Workflow authors naturally start with a full tool-set since it is the path of least resistance, and the agent can figure out which tools it needs. But as time goes on, most workflows rely on a narrow, stable set of tools. The Optimizer identifies this pattern by cross-referencing tool manifests against actual tool calls and recommends pruning unused tools from the configuration.


In our smoke-test workflows, removing unused tools from the MCP configuration reduced per-call context size by 8–12 KB, saving several thousand tokens per run with no change in behavior.


Replacing GitHub MCP with GitHub CLI

Removing unused MCP tools is a relatively simple win. A larger structural opportunity was replacing GitHub MCP calls for data-fetching operations like retrieving pull request diffs, file contents, and review comments with calls to the GitHub CLI.


This change did more than reduce the overhead of unused tools because an MCP tool call is a reasoning step in addition to data retrieval. The agent must decide to call the tool, formulate its arguments, and receive its output as part of the context. That’s a full round-trip LLM API call, consuming tokens for the tool-use JSON schema, the argument block, and the response. Calling ‘gh pr diff’, by contrast, is a deterministic HTTP request to GitHub’s REST API with no LLM involvement.


We used two strategies for this migration:


Pre-agentic data downloads. For data that an agent will always need like a pull request diff or the list of changed files, we added setup steps in the workflow that run gh commands before the agent starts and writes the results to workspace files. The agent reads those files instead of making MCP calls. This eliminates tool-call overhead and allows the agent to take advantage of its extensive training in bash scripting to efficiently process the data.
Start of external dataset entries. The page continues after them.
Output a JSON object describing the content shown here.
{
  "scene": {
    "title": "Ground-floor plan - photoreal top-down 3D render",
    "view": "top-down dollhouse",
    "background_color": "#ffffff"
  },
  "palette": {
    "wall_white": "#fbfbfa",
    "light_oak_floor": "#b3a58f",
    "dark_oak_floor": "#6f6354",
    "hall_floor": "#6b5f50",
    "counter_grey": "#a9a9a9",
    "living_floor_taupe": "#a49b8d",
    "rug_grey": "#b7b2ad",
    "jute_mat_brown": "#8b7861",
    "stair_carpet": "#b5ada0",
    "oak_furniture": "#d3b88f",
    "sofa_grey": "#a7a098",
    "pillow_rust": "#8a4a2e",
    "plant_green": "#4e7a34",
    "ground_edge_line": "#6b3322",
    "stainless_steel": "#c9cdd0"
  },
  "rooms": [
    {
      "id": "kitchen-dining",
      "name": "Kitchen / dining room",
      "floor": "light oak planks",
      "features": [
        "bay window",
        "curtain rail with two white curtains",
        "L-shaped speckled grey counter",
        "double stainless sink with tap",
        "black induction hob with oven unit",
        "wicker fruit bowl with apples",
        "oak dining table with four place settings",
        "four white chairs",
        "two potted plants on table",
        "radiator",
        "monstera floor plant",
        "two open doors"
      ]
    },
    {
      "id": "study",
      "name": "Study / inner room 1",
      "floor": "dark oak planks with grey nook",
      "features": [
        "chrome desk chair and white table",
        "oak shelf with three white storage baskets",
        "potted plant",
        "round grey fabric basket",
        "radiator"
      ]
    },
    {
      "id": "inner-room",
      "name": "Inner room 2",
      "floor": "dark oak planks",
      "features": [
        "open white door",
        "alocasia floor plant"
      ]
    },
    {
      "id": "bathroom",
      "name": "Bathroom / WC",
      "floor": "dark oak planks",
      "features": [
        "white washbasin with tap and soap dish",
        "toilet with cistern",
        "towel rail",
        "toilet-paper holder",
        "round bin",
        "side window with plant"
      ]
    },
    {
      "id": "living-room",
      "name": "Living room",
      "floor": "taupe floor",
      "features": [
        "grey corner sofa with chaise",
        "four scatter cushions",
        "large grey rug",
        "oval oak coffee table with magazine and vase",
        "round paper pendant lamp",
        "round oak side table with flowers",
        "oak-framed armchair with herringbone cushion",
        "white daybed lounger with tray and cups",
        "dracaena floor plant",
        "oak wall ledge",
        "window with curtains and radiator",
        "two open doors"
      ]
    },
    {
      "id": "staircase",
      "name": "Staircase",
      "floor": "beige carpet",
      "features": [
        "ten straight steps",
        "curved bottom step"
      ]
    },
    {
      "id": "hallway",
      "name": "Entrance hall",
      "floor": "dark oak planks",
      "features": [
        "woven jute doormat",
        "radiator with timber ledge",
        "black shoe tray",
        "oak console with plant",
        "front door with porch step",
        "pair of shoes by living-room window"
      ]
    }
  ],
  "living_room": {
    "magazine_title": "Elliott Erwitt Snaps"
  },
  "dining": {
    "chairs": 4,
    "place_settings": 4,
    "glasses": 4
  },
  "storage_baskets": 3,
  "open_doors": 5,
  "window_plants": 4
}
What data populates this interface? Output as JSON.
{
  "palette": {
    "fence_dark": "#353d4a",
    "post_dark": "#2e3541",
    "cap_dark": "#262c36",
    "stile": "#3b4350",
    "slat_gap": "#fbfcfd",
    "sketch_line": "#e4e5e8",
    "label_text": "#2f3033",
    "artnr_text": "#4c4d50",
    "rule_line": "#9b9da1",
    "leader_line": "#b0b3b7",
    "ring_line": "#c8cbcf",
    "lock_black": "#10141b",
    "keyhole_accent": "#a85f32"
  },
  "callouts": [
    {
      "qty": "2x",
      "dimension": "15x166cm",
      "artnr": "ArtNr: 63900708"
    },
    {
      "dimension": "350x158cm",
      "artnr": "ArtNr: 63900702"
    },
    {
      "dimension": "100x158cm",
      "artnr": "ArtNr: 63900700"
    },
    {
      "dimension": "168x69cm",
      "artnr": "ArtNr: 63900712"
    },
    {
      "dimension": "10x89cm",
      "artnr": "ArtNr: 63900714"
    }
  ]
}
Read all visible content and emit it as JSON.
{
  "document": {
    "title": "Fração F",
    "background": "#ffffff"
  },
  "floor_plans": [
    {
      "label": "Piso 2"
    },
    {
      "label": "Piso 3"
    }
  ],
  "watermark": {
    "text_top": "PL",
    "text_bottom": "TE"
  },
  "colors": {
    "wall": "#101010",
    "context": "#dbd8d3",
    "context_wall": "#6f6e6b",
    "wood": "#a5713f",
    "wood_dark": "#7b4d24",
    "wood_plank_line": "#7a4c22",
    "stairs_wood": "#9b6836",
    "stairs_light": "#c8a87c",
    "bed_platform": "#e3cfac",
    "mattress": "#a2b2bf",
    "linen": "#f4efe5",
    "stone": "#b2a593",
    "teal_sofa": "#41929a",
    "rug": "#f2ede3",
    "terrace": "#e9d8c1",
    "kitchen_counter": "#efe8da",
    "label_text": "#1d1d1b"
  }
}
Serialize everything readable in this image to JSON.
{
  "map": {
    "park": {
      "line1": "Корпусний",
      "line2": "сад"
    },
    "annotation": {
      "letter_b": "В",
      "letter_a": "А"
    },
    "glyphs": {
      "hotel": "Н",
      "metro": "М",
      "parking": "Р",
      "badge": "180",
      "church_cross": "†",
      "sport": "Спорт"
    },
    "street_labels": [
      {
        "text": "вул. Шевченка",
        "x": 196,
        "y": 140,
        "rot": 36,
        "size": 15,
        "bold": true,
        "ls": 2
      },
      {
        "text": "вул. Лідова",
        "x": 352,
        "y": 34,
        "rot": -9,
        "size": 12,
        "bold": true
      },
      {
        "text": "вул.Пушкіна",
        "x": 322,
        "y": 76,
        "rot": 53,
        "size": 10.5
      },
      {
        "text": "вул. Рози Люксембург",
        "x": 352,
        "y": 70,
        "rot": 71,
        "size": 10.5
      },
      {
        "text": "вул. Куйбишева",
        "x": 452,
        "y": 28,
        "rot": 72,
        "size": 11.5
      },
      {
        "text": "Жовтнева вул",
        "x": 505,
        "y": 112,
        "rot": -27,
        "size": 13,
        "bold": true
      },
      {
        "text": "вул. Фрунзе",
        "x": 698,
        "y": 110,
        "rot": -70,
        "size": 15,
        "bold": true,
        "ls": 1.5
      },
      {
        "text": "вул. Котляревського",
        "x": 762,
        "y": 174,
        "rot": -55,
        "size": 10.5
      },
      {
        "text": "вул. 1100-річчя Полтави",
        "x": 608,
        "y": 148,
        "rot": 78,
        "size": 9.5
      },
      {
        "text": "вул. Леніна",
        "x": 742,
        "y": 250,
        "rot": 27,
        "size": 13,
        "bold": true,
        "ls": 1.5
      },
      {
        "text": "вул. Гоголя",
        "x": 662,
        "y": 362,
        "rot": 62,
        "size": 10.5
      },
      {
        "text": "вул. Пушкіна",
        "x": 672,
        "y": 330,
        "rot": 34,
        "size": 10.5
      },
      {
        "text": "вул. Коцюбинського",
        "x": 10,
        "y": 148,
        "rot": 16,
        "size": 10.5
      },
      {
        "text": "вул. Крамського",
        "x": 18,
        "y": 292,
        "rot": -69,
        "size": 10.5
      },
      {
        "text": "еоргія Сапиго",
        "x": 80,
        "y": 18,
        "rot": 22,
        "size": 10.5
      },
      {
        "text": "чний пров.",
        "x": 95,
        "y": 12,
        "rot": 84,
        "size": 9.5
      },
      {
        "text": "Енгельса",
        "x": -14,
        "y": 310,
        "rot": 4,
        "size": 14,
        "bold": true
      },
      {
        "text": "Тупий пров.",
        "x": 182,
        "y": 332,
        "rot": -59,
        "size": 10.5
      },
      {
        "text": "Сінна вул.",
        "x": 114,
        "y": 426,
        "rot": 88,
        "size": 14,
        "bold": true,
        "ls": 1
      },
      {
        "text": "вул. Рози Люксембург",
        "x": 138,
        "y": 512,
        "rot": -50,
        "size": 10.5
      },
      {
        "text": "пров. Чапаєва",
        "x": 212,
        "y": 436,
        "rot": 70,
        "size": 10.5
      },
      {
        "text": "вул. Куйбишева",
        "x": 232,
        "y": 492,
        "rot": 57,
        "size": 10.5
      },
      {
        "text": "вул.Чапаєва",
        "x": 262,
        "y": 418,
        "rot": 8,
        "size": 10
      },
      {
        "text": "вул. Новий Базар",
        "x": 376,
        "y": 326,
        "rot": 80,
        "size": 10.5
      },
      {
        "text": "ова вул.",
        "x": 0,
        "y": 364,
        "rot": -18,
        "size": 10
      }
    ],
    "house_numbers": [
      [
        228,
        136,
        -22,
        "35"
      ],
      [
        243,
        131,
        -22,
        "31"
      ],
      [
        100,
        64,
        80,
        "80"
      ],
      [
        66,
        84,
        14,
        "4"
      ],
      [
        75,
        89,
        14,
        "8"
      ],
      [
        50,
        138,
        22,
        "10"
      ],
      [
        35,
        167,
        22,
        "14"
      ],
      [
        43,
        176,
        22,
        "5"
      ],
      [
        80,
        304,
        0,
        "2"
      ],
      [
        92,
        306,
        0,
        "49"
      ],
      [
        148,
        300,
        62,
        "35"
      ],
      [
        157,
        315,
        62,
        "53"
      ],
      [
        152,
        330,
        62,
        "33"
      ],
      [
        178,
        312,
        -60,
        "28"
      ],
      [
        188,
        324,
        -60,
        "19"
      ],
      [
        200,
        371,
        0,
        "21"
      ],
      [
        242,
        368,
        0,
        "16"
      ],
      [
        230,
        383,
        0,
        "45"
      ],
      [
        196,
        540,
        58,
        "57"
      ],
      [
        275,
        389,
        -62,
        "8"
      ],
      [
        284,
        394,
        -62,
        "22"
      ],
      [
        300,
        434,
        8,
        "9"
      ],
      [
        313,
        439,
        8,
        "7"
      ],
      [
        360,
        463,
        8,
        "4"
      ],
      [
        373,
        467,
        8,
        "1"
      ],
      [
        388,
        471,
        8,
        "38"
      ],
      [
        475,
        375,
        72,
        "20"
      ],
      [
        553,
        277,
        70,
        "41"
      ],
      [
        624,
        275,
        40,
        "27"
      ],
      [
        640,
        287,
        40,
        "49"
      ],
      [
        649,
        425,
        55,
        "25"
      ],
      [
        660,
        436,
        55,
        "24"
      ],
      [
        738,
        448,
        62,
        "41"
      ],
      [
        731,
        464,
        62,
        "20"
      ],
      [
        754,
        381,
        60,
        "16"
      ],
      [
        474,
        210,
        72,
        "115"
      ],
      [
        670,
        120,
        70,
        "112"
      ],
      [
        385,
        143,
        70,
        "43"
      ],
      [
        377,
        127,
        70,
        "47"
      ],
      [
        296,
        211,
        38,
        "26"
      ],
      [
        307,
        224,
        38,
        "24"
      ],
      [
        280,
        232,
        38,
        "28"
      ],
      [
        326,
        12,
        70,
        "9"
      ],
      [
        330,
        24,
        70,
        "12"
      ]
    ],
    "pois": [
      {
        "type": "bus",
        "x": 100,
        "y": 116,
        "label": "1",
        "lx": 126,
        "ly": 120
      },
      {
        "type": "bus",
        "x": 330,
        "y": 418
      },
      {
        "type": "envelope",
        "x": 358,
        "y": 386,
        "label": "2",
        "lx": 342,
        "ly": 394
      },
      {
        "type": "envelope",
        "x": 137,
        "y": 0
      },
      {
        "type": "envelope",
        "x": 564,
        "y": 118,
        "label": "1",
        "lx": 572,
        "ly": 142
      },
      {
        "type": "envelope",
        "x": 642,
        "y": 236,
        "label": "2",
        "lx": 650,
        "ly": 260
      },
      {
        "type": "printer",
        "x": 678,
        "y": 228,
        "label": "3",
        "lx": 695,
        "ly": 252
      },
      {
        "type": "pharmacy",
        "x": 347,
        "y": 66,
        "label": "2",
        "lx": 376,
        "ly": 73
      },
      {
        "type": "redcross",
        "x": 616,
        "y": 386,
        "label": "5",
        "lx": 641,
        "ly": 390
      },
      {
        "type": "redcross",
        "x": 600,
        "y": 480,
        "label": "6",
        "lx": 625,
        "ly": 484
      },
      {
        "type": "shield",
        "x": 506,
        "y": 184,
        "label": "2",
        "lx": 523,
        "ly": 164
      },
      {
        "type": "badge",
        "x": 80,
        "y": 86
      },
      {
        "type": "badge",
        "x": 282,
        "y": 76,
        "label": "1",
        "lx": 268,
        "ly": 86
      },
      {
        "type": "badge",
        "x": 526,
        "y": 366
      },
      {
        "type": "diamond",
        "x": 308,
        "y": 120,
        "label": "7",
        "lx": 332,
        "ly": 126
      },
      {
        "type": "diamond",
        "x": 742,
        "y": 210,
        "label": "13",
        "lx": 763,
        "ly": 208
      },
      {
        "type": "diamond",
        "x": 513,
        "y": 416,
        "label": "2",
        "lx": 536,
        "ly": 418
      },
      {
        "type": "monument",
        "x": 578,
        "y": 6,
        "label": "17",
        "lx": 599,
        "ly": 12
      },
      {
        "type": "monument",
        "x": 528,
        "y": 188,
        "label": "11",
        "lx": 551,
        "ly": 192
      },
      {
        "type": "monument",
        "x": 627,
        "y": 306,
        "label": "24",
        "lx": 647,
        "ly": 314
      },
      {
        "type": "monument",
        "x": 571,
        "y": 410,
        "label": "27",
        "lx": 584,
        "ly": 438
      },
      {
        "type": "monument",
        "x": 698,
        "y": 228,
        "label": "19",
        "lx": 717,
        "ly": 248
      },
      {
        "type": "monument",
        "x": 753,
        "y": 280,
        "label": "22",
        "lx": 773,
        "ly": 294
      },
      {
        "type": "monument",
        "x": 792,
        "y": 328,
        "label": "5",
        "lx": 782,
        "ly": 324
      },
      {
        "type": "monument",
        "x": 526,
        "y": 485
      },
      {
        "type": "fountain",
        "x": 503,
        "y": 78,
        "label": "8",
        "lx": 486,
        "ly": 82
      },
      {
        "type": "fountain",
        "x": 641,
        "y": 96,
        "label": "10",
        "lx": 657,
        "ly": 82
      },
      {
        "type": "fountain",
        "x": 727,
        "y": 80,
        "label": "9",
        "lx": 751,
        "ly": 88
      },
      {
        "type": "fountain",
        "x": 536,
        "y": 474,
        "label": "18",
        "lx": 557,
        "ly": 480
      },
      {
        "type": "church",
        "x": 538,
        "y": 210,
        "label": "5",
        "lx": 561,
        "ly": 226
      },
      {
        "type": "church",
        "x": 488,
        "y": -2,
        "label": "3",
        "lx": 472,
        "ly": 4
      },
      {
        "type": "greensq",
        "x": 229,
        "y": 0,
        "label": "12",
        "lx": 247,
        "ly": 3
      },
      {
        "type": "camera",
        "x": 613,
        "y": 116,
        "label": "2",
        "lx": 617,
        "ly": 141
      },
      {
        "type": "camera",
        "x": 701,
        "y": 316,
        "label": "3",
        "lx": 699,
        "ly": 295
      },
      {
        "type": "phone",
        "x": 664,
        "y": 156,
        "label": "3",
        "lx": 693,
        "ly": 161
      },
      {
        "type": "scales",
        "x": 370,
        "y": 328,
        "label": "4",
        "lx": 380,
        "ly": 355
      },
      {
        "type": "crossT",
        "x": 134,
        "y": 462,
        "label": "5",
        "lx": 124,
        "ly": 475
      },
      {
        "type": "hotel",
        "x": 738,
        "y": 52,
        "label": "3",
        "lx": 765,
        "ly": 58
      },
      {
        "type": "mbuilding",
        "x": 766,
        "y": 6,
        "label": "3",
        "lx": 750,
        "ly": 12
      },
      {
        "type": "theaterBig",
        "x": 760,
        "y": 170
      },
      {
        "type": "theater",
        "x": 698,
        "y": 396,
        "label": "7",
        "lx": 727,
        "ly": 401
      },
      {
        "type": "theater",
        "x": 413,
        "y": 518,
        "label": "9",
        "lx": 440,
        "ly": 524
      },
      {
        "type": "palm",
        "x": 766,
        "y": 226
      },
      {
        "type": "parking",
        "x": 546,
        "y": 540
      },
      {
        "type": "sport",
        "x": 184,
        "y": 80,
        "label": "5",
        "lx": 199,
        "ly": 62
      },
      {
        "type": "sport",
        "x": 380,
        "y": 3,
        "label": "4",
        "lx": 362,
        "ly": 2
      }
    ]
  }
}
In-agent CLI proxy substitution. Pre-downloading isn’t possible in cases where the agent determines what to fetch at runtime. In these cases we rely on a lightweight transparent HTTP proxy that routes CLI traffic to GitHub’s API servers without exposing an authentication token to the agent. The agent runs gh pr view –json and gets structured data back, just as a user would from a terminal. This reduces token usage without compromising our zero-secrets security requirement for the agent.


Together, these techniques move the majority of GitHub data-fetching out of the LLM reasoning loop.